「そういえば、例の件は進みそうなの?」
「ああ。証拠は相当集まったし問題ない。首を横に振るようなら、この証拠を使うまでだ」
「縦に振るに決まってる。スタッフを簡単に切り捨てるような人間なんでしょう? それどころか場所にも建物にも愛着なんてないんでしょ。それに、再建の要だった柚希ちゃんはもう自分のもとには戻らないともわかったでしょうしね」
どうすれば自然な寝起きを表現できるかと考えを巡らせていると、また私の名前が聞こえてくる。

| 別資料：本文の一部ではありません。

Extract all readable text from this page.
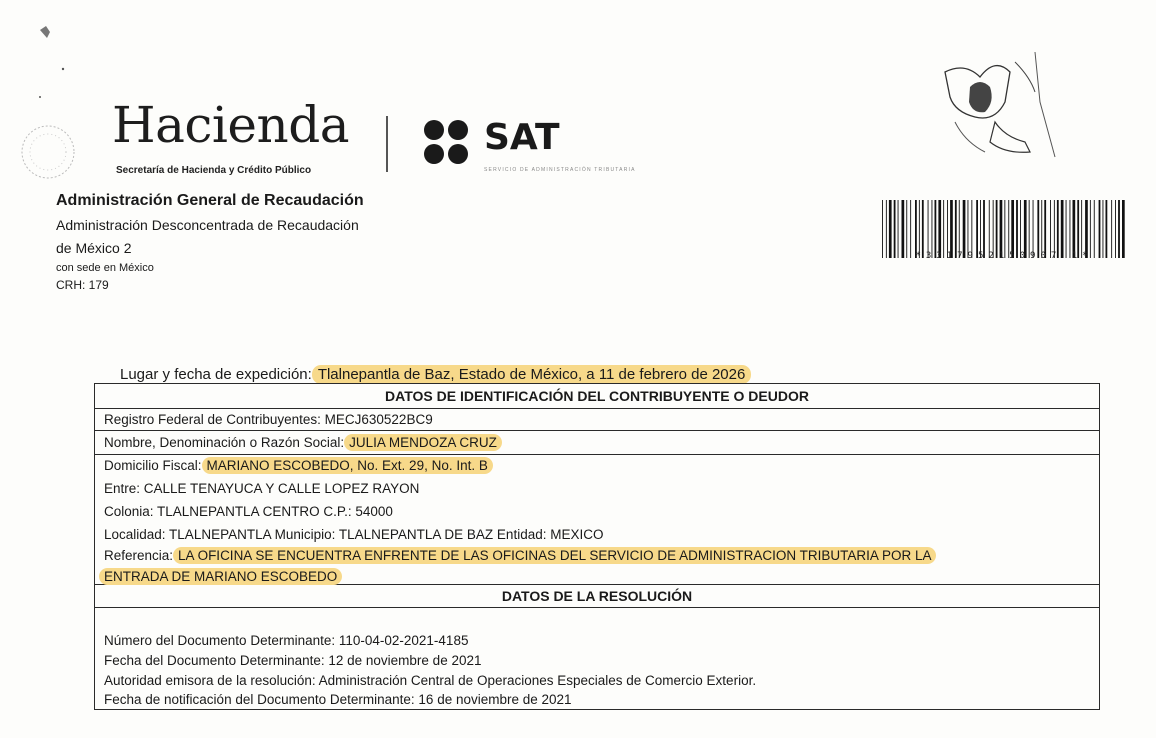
Hacienda
Secretaría de Hacienda y Crédito Público
SAT
SERVICIO DE ADMINISTRACIÓN TRIBUTARIA
Administración General de Recaudación
Administración Desconcentrada de Recaudación
de México 2
con sede en México
CRH: 179
*3317952150907 1*
Lugar y fecha de expedición: Tlalnepantla de Baz, Estado de México, a 11 de febrero de 2026
DATOS DE IDENTIFICACIÓN DEL CONTRIBUYENTE O DEUDOR
Registro Federal de Contribuyentes:
MECJ630522BC9
Nombre, Denominación o Razón Social: JULIA MENDOZA CRUZ
Domicilio Fiscal: MARIANO ESCOBEDO, No. Ext. 29, No. Int. B
Entre: CALLE TENAYUCA Y CALLE LOPEZ RAYON
Colonia: TLALNEPANTLA CENTRO C.P.: 54000
Localidad: TLALNEPANTLA Municipio: TLALNEPANTLA DE BAZ Entidad: MEXICO
Referencia: LA OFICINA SE ENCUENTRA ENFRENTE DE LAS OFICINAS DEL SERVICIO DE ADMINISTRACION TRIBUTARIA POR LA
ENTRADA DE MARIANO ESCOBEDO
DATOS DE LA RESOLUCIÓN
Número del Documento Determinante: 110-04-02-2021-4185
Fecha del Documento Determinante: 12 de noviembre de 2021
Autoridad emisora de la resolución: Administración Central de Operaciones Especiales de Comercio Exterior.
Fecha de notificación del Documento Determinante: 16 de noviembre de 2021
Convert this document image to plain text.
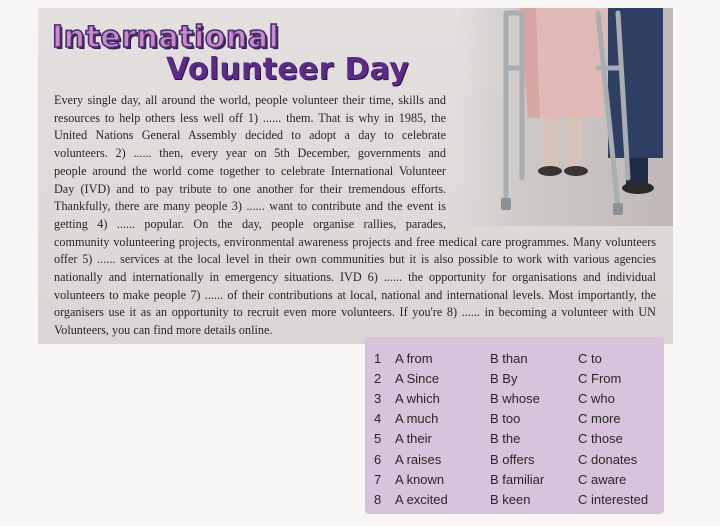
International
Volunteer Day
Every single day, all around the world, people volunteer their time, skills and
resources to help others less well off 1) ...... them. That is why in 1985, the
United Nations General Assembly decided to adopt a day to celebrate
volunteers. 2) ...... then, every year on 5th December, governments and
people around the world come together to celebrate International Volunteer
Day (IVD) and to pay tribute to one another for their tremendous efforts.
Thankfully, there are many people 3) ...... want to contribute and the event is
getting 4) ...... popular. On the day, people organise rallies, parades,
community volunteering projects, environmental awareness projects and free medical care programmes. Many volunteers
offer 5) ...... services at the local level in their own communities but it is also possible to work with various agencies
nationally and internationally in emergency situations. IVD 6) ...... the opportunity for organisations and individual
volunteers to make people 7) ...... of their contributions at local, national and international levels. Most importantly, the
organisers use it as an opportunity to recruit even more volunteers. If you're 8) ...... in becoming a volunteer with UN
Volunteers, you can find more details online.
1 A from	B than	C to
2 A Since	B By	C From
3 A which	B whose	C who
4 A much	B too	C more
5 A their	B the	C those
6 A raises	B offers	C donates
7 A known	B familiar	C aware
8 A excited	B keen	C interested
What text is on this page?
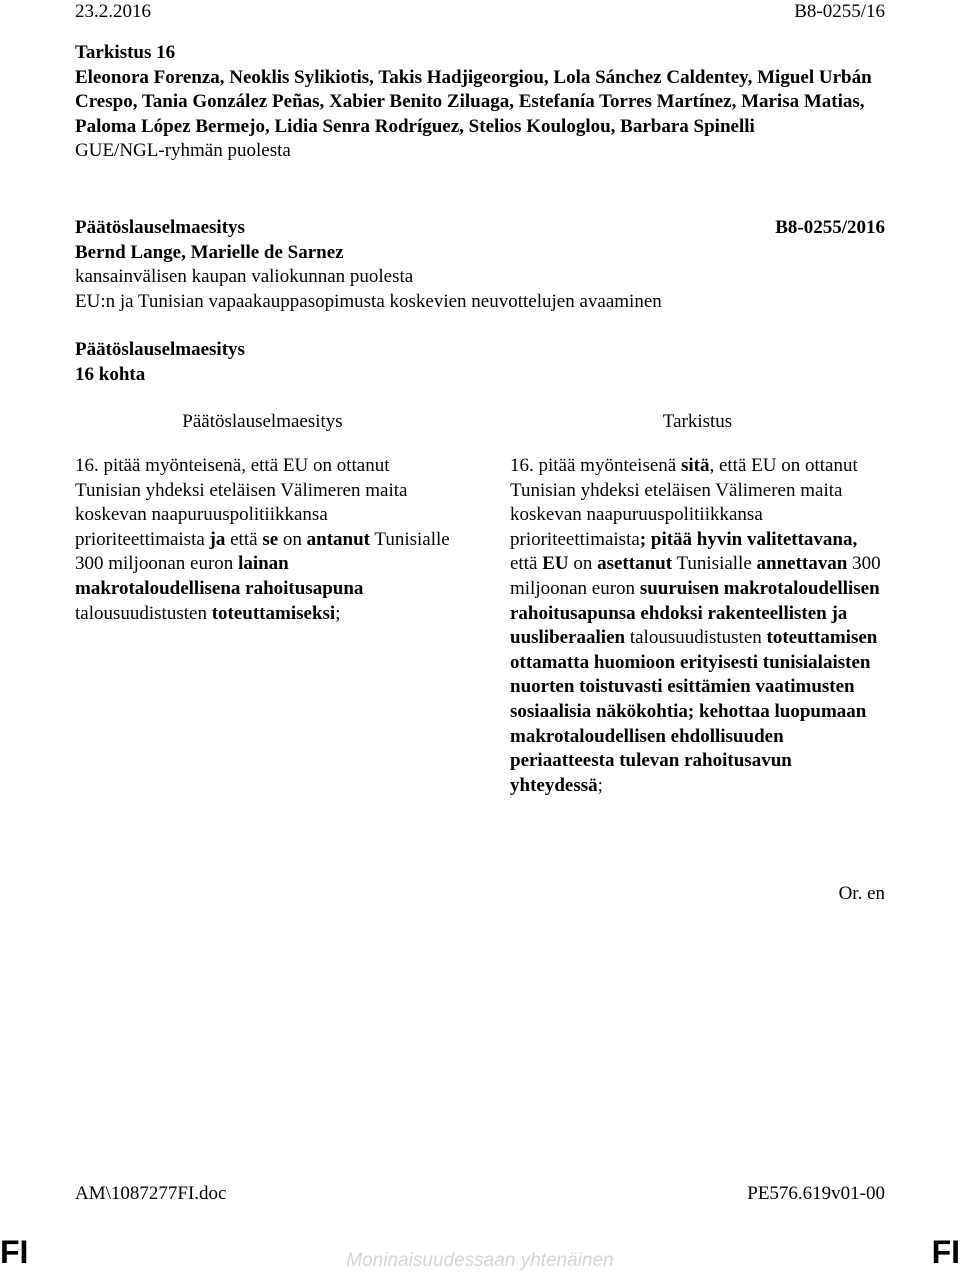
23.2.2016	B8-0255/16
Tarkistus 16
Eleonora Forenza, Neoklis Sylikiotis, Takis Hadjigeorgiou, Lola Sánchez Caldentey, Miguel Urbán Crespo, Tania González Peñas, Xabier Benito Ziluaga, Estefanía Torres Martínez, Marisa Matias, Paloma López Bermejo, Lidia Senra Rodríguez, Stelios Kouloglou, Barbara Spinelli
GUE/NGL-ryhmän puolesta
Päätöslauselmaesitys	B8-0255/2016
Bernd Lange, Marielle de Sarnez
kansainvälisen kaupan valiokunnan puolesta
EU:n ja Tunisian vapaakauppasopimusta koskevien neuvottelujen avaaminen
Päätöslauselmaesitys
16 kohta
Päätöslauselmaesitys	Tarkistus
16. pitää myönteisenä, että EU on ottanut Tunisian yhdeksi eteläisen Välimeren maita koskevan naapuruuspolitiikkansa prioriteettimaista ja että se on antanut Tunisialle 300 miljoonan euron lainan makrotaloudellisena rahoitusapuna talousuudistusten toteuttamiseksi;
16. pitää myönteisenä sitä, että EU on ottanut Tunisian yhdeksi eteläisen Välimeren maita koskevan naapuruuspolitiikkansa prioriteettimaista; pitää hyvin valitettavana, että EU on asettanut Tunisialle annettavan 300 miljoonan euron suuruisen makrotaloudellisen rahoitusapunsa ehdoksi rakenteellisten ja uusliberaalien talousuudistusten toteuttamisen ottamatta huomioon erityisesti tunisialaisten nuorten toistuvasti esittämien vaatimusten sosiaalisia näkökohtia; kehottaa luopumaan makrotaloudellisen ehdollisuuden periaatteesta tulevan rahoitusavun yhteydessä;
Or. en
AM\1087277FI.doc	PE576.619v01-00
FI	FI
Moninaisuudessaan yhtenäinen
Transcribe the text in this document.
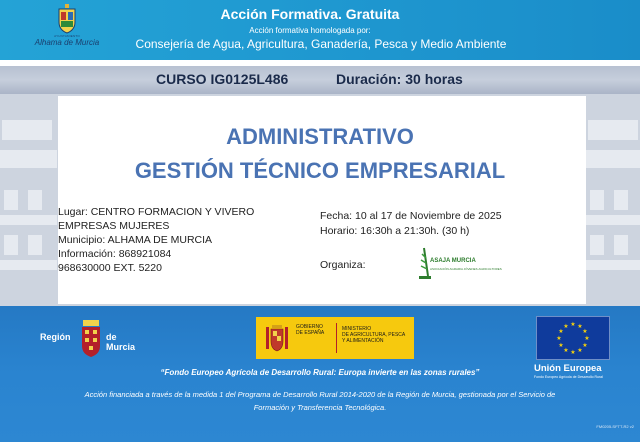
AYUNTAMIENTO
Alhama de Murcia
Acción Formativa. Gratuita
Acción formativa homologada por:
Consejería de Agua, Agricultura, Ganadería, Pesca y Medio Ambiente
CURSO IG0125L486	Duración: 30 horas
ADMINISTRATIVO
GESTIÓN TÉCNICO EMPRESARIAL
Lugar: CENTRO FORMACION Y VIVERO
EMPRESAS MUJERES
Municipio: ALHAMA DE MURCIA
Información: 868921084
968630000 EXT. 5220
Fecha: 10 al 17 de Noviembre de 2025
Horario: 16:30h a 21:30h. (30 h)
Organiza:	ASAJA MURCIA
ASOCIACIÓN AGRARIA JÓVENES AGRICULTORES
Región	de Murcia
GOBIERNO
DE ESPAÑA
MINISTERIO
DE AGRICULTURA, PESCA
Y ALIMENTACIÓN
★ ★
★
★
★
★
★
★
★
★
★
★
Unión Europea
Fondo Europeo Agrícola de Desarrollo Rural
“Fondo Europeo Agrícola de Desarrollo Rural: Europa invierte en las zonas rurales”
Acción financiada a través de la medida 1 del Programa de Desarrollo Rural 2014-2020 de la Región de Murcia, gestionada por el Servicio de
Formación y Transferencia Tecnológica.
FM0205-SFTT-R2 v2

再建という単語から推測すると、もしかしたら悠介と夏美さんは〝白川楼〟について話しているのだろうか。
でも、どうしてふたりがそんな話をしているのだろう。
「でも、まだ柚希ちゃんに言ってないのね。言いにくいにもわかるけど、こういう話はずるずる延ばしていると余計に言いにくくなるから早いうちがいいわよ」
「わかってる」
「柚希ちゃんなら大丈夫よ。わかってくれると思う。まぁ、その物わかりの良さを悠介は心配しているんでしょうけど。でも、柚希ちゃんはこれだけあからさまな態度とられていてよく悠介の気持ちに気付かないわよね。私なんて助手席に乗せてるところ見かけただけですぐにわかったのに」
「どんな子だか見せろって俺が折れるまで言い続けて、結局店までついてきたよな。いい迷惑だった」
悠介が呆れ顔をしているのが声だけでわかった。
そういえば、昔、〝speme〟に悠介が夏美さんを連れてきたことが一度だけあったと思い出す。